FHIR for FAIR - FHIR Implementation Guide, published by Health Level Seven International - SOA Work Group. This guide is not an authorized publication; it is the continuous build for version 1.0.0 built by the FHIR (HL7® FHIR® Standard) CI Build. This version is based on the current content of https://github.com/HL7/fhir-for-fair/ and changes regularly. See the Directory of published versions
FAIR4Health is a project funded by the European Union Horizon 2020. It is carried out by 17 partners from 11 different countries and lasts 36 months, bringing together expertise from different domains (health research, data managers, medical informatics, software developers, standards and lawyers).

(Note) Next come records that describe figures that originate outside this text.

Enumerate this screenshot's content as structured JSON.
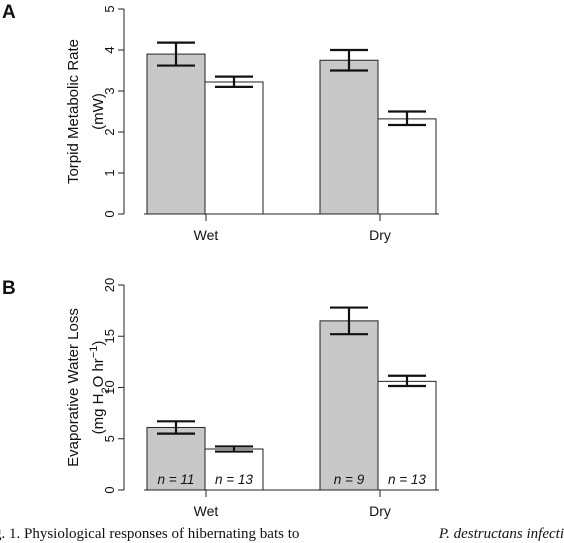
{
  "chart_data": [
    {
      "type": "bar",
      "panel_label": "A",
      "categories": [
        "Wet",
        "Dry"
      ],
      "ylabel_line1": "Torpid Metabolic Rate",
      "ylabel_line2": "(mW)",
      "ylim": [
        0,
        5
      ],
      "yticks": [
        "0",
        "1",
        "2",
        "3",
        "4",
        "5"
      ],
      "grid": false,
      "series": [
        {
          "fill": "#c8c8c8",
          "values": [
            3.9,
            3.75
          ],
          "err_low": [
            3.62,
            3.5
          ],
          "err_high": [
            4.18,
            4.0
          ]
        },
        {
          "fill": "#ffffff",
          "values": [
            3.22,
            2.32
          ],
          "err_low": [
            3.1,
            2.17
          ],
          "err_high": [
            3.35,
            2.5
          ]
        }
      ]
    },
    {
      "type": "bar",
      "panel_label": "B",
      "categories": [
        "Wet",
        "Dry"
      ],
      "ylabel_line1": "Evaporative Water Loss",
      "ylabel_main": "(mg H",
      "ylabel_sub": "2",
      "ylabel_mid": "O hr",
      "ylabel_sup": "−1",
      "ylabel_end": ")",
      "ylim": [
        0,
        20
      ],
      "yticks": [
        "0",
        "5",
        "10",
        "15",
        "20"
      ],
      "grid": false,
      "series": [
        {
          "fill": "#c8c8c8",
          "values": [
            6.1,
            16.5
          ],
          "err_low": [
            5.5,
            15.2
          ],
          "err_high": [
            6.7,
            17.8
          ],
          "n_labels": [
            "n = 11",
            "n = 9"
          ]
        },
        {
          "fill": "#ffffff",
          "values": [
            4.0,
            10.6
          ],
          "err_low": [
            3.75,
            10.15
          ],
          "err_high": [
            4.25,
            11.15
          ],
          "n_labels": [
            "n = 13",
            "n = 13"
          ]
        }
      ]
    }
  ],
  "caption": {
    "left": "g. 1. Physiological responses of hibernating bats to",
    "right": "P. destructans infecti"
  }
}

The overall objective of FAIR4Health is to facilitate and encourage the European Union health research community to FAIRify, that is, to augment, share and reuse datasets derived from publicly funded research initiatives, demonstrating the FAIR strategy’s potential impact on health outcomes and health research. It focuses on two main use cases:
FAIR4Health Pathfinder Use case 1 (P1): to support the discovery of disease onset triggers and disease association patterns in comorbid patients and demonstrate the reproducibility of research
FAIR4Health Pathfinder Use case 2 (P2): to develop and pilot a prediction service for 30-days readmission risk in patients with COPD
This project has developed an intuitive, user-centered technological platform to enable the translation from raw (meta)data to FAIR (meta)data, and the use of this FAIRified information to execute Privacy-preserving Distributed Data Mining (PPDDM) algorithms.
Figure 1 – FAIR4Health overview |
Raw data extracted from real healthcare institution EHRs across Europe, are FAIRified and converted to HL7 FHIR resources complying to a common data model.
The studies are made accessible through the FAIR4Health portal (https://portal.fair4health.eu/) describing the covered use cases, the number of patients involved to generate the models in each case, and the number of contributing sites. Computable metadata concerning the health data sets published by each site is also given.
Published health datasets cannot be accessed directly, but they can be reused by authorized researchers in the context of specific use cases through algorithmic access via FAIR4Health Agents.
The raw healthcare data considered for the purpose of the project at the subject level have been:
Data related to patients (pseudoanonimized identifier, gender, age, country,…)
Information from encounters of these patients: identifier, start and end date, type of encounter (planned vs unplanned), ICD-10 codes, drugs prescription at discharge (identifier, code).
Specific observations, such as: smoking status, institutionalized status, mortality status, domiciliary oxygen prescribed, result of the modified Medical Research Council (mMRC) Dyspnea Scale.
Results of laboratory tests: identifier, code, quantity, unit, date.
These data have been represented in HL7 FHIR by Patient, Encounter, Condition, MedicationStatement, Observation resources, in accordance with the agreed FAIR4Health FHIR profiles. These profiles also indicate the commonly agreed vocabularies to be used.
For each set of resources generated by the FAIR4Health FAIRification process, a Provenance resource is created to document such a transformation; a DocumentManifest resource is used to provide minimal documentation about data set metadata including the licence of use and the CapabilityStatement is used to describe the capabilities offered by each site.
The practical application of the requirements about distinct, identifiable and rich metadata is not so straightforward: this requires a common understanding on what ‘metadata’ is (easy in theory, less easy in practice) and an agreement on what is the minimal set of information defining the metadata, decision that needs to take in consideration the actual capability to provide and represent this minimal set.
In this initial phase the project has chosen to consider a minimal starting set of information defined only for the project and study level. No distinct subject level metadata have been implemented. Some of these metadata have been published for human readability (case study - project level) through the welcome page of the FAIR4Health portal; others, enabling machine processing, have been defined by using FHIR Provenance, DocumentManifest and CapabilityStatement resources and published for the time being in a GitHub repository.
On this topic a possible future improvement will be the increase of the quantity of information provided as machine processable metadata, considering the adoption of alternative resources such as the FHIR Library or the Citation to better describe richer study level metadata and their publication through FHIR API. Moreover, a better formalization of what is intended as rich metadata in the associated FHIR IG.
Even though the Data Curation tool developed by the project to enable the transformation of the raw data made available by the pilot sites into FHIR resources, facilitated the realization of interoperable and reusable data. Having native FHIR health data, designed to fulfill FAIR principles, is the way to overcome all the experienced shortages, potentially more and more critical when the domain of application will be extended.
Even if not all the capabilities offered by HL7 FHIR have been used at this stage by the project, the adoption of HL7 FHIR gave a strong contribution in terms of data reusability and interoperability. Allowing to agree, formalize, share and adopt a common health data model for the shared data within the project community.